My Man-Card Must Be Defective


And some people wonder why I'm still not married.

Today is supposed to be "International Women's Day," a time to recognize the significant contributions females make to every aspect of life as we know it on this planet.

Oddly enough, I haven't heard when "International Men's Day" is officially, but I've been told that we domineering chauvinists get to celebrate it every other day of the year.  After all, ostensibly, we control everything - especially women, according to feminists.

So if that was indeed the case, and that women still have to fight tooth and nail for a modicum of the recognition and respect they deserve for all of their innate merits, is dropping a token event into our calendar the best way to encourage us brutes to cut women some slack?  Are men who don't value women going to be swayed by being cajoled into a superficial acknowledgement of the value of women in society?  

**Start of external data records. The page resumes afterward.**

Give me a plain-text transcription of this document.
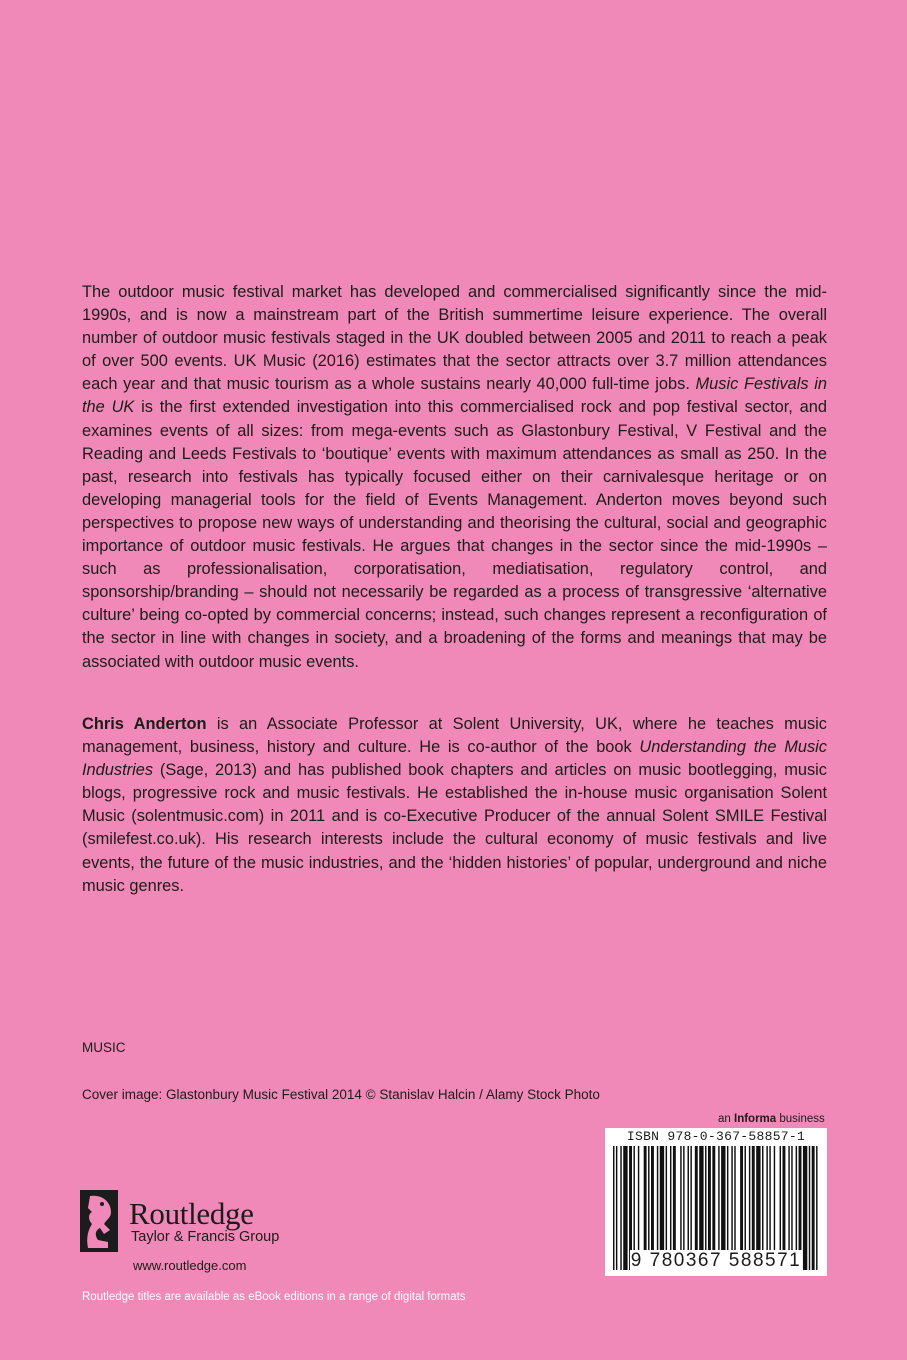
The outdoor music festival market has developed and commercialised significantly since the mid-1990s, and is now a mainstream part of the British summertime leisure experience. The overall number of outdoor music festivals staged in the UK doubled between 2005 and 2011 to reach a peak of over 500 events. UK Music (2016) estimates that the sector attracts over 3.7 million attendances each year and that music tourism as a whole sustains nearly 40,000 full-time jobs. Music Festivals in the UK is the first extended investigation into this commercialised rock and pop festival sector, and examines events of all sizes: from mega-events such as Glastonbury Festival, V Festival and the Reading and Leeds Festivals to ‘boutique’ events with maximum attendances as small as 250. In the past, research into festivals has typically focused either on their carnivalesque heritage or on developing managerial tools for the field of Events Management. Anderton moves beyond such perspectives to propose new ways of understanding and theorising the cultural, social and geographic importance of outdoor music festivals. He argues that changes in the sector since the mid-1990s – such as professionalisation, corporatisation, mediatisation, regulatory control, and sponsorship/branding – should not necessarily be regarded as a process of transgressive ‘alternative culture’ being co-opted by commercial concerns; instead, such changes represent a reconfiguration of the sector in line with changes in society, and a broadening of the forms and meanings that may be associated with outdoor music events.

Chris Anderton is an Associate Professor at Solent University, UK, where he teaches music management, business, history and culture. He is co-author of the book Understanding the Music Industries (Sage, 2013) and has published book chapters and articles on music bootlegging, music blogs, progressive rock and music festivals. He established the in-house music organisation Solent Music (solentmusic.com) in 2011 and is co-Executive Producer of the annual Solent SMILE Festival (smilefest.co.uk). His research interests include the cultural economy of music festivals and live events, the future of the music industries, and the ‘hidden histories’ of popular, underground and niche music genres.

MUSIC

Cover image: Glastonbury Music Festival 2014 © Stanislav Halcin / Alamy Stock Photo

an Informa business

ISBN 978-0-367-58857-1

9 780367 588571

Routledge

Taylor & Francis Group

www.routledge.com

Routledge titles are available as eBook editions in a range of digital formats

To feminists, the lack of civil rights for women in many Muslim-majority countries represents ample justification for a day like today.  Yet we're here in North America.  Meanwhile, how tolerant are most people in Muslim-majority countries regarding the equality of women?  How many Muslim women advocate for their own rights?  Or how many Muslim women participate in the perpetuation of age-old standards of male domination because of their religious upbringing?

Indeed, on this "International Women's Day," consider the plight of foreign nannies in Arab countries who consider not just their male employers, but also the wives of their male employers, as capable of heinous offenses.  On that score, apparently, Muslim women might be considered equal to Muslim men.  When it comes to nannies, employed by many prosperous families across the Persian Gulf, some Muslim women "can be extremely jealous of young, innocent foreign women suddenly appearing in their house," explains a person who runs a safe house in the Arabian Peninsula for nannies fleeing abusive employers.

And speaking of women in the workplace, particularly in the West, the false narrative of unequal pay for equal work continues to find an audience.  Actually, it didn't used to be a false narrative; several decades ago, men were routinely paid higher wages than women for the same exact job.  Yet today, many studies skew their results to include comparable (not exact) jobs between men and women, which distorts what men and women actually earn.  While it remains true that women tend to hold fewer higher-paying jobs than men, it is hard to find a study that actually pinpoints instances when men are paid a higher wage for the same exact job a woman does, with all else (experience, education, etc.) being equal.

This past election cycle, America saw a women get the closest any woman ever has before to the presidency.  And some people considered it a huge blow to feminism when Hillary Clinton ultimately lost the electoral college to Donald Trump, just another WASP male.  Yet in all seriousness, if having a woman in the White House is the ultimate shattering of the proverbial glass ceiling, how many feminists would be happy with somebody the likes of Hillary being the woman to do it?  She's played off of her womanizing husband her entire political career, which is hardly the paradigm of legitimate feminist accomplishment advanced by so many liberals.

Not that Hillary isn't an accomplished woman, or that gender discrimination doesn't exist in the workplace, or that many men no longer hold chauvinistic attitudes towards women.  It's just that men usually don't rise to levels of prominence without the influence of women on their behalf.  And, as Hillary's life proves, many women benefit from the influence of at least one man in their ambitious lives.  So really, isn't it unhelpful to pit the sexes against each other with superficial platitudes?  Besides, it's not like all women are virtuous, just like all men aren't virtuous.  Not all men eagerly seek the suppression of women, and not all women live under patriarchal oppression.

Of course, I'm an evil man writing this, a ruthless demeaner of women and a privileged exerciser of so many powers over women I'm not even aware of them all.

Which, of course, might be somehow plausible if I was married, or an employer, or a father, or even a co-worker...

But as it is, if we men are supposed to be so superior, and considering my own status in life, I must be wielding my man-card all wrong.